Again with my recruiter's hat on, we record diversity data of applicants (including that terrible "is the gender you identify with the same as your sex registered at birth?" question), but that definitely isn't shared with the interview panel except if there's a very specific reason - the only obvious one I can think of is if it's a disabled candidate who needs a reasonable adjustment.

It would be really bad practice for the panel to ask anything about protected characteristics unless it's directly relevant to the role. Generally if PCs need to be mentioned, it would be one of those things the candidate raises in the "do you have any questions for us?" bit at the end, where you could say "I'm Muslim, would the team have an issue with me nipping off for a few minutes at prayer time?" or "I'm Jewish and keep kosher, what are the vegetarian options like in your canteen?"

I really see no utility at all in asking about pronouns. It's not as if anyone in the room is going to be in any doubt about my sex.

In your question about gender identity, do you cater for those of us without one? I just don’t get why these questions can’t be more inclusive (how ironic!) and, if they must ask, to ask something like “do you have a gender ID” Y/N and then allow space for those with something they want to share to add it, but the rest of us can tick no and move on?

I make it my personal policy not to answer this question if I can help it, as it implies I have a gender ID.

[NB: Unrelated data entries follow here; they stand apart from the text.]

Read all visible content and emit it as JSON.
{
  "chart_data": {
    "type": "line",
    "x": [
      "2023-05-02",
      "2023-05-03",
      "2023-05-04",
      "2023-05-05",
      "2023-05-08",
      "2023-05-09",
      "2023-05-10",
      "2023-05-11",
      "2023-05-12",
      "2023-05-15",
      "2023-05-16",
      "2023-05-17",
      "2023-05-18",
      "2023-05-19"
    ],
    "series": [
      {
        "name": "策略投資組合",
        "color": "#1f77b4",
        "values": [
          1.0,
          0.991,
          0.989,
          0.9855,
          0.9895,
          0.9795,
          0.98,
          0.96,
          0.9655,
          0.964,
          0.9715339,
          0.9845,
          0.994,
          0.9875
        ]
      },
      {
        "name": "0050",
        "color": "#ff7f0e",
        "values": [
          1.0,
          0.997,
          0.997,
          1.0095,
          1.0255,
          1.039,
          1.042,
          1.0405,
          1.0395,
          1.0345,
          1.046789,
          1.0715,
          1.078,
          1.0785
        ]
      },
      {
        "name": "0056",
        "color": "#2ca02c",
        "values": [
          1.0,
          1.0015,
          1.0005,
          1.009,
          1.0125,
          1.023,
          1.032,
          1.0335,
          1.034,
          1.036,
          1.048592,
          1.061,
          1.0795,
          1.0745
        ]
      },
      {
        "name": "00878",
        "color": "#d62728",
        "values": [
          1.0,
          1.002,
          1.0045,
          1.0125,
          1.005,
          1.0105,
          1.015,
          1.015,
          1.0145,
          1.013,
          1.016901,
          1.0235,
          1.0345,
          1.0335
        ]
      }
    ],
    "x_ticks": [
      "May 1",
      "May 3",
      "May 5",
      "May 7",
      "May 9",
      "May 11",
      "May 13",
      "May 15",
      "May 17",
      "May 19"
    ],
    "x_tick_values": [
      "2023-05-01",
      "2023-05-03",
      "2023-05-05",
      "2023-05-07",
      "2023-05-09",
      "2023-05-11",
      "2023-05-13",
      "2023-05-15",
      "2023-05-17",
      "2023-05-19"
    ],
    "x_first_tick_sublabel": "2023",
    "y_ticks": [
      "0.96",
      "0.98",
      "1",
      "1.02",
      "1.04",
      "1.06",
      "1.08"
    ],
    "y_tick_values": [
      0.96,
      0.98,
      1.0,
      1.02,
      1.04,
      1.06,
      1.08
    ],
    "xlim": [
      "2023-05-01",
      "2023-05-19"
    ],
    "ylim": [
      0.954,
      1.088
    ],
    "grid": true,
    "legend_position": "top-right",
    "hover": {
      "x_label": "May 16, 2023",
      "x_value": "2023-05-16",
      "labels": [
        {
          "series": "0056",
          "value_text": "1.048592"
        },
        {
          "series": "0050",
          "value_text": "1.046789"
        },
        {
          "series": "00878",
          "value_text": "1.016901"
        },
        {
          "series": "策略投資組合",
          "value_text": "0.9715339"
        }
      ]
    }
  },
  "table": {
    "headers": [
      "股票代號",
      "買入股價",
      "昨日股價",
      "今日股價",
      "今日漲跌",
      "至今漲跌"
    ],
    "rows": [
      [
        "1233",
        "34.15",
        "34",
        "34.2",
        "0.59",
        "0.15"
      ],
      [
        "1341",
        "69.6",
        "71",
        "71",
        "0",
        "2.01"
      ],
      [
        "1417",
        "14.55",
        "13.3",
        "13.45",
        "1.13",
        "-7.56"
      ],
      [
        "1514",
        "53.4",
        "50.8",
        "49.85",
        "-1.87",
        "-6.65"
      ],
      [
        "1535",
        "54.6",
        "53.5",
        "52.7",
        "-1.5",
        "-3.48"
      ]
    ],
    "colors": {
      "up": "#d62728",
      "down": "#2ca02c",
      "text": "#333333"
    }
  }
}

About time also the gender pay gap stuff was also amended IMO

StainlessSteelMouse · 25/09/2024 17:14

There's always a "prefer not to say" option.

SerendipityJane · 25/09/2024 17:16

StainlessSteelMouse · 25/09/2024 17:14

There's always a "prefer not to say" option.

Not in some forms I've seen.

Also this is in person face to face.

StainlessSteelMouse · 25/09/2024 17:24

SerendipityJane · 25/09/2024 17:16

Not in some forms I've seen.

Also this is in person face to face.

If there isn't there should be.

And the whole point of collecting diversity data is for statistical monitoring and analysis, so you can say things like "we had x% ethnic minority applicants and only y% got through to interview, can we think about why that is".

There's no way, in a professional organisation, than anyone should be asked their diversity characteristics face to face. That's the second reason I disagree with asking pronouns in interviews - not only do I disagree with the whole idea of declaring your pronouns, but it's also sneaking in the bad practice of asking someone about their personal characteristics in a setting where you should only be asking about their skills.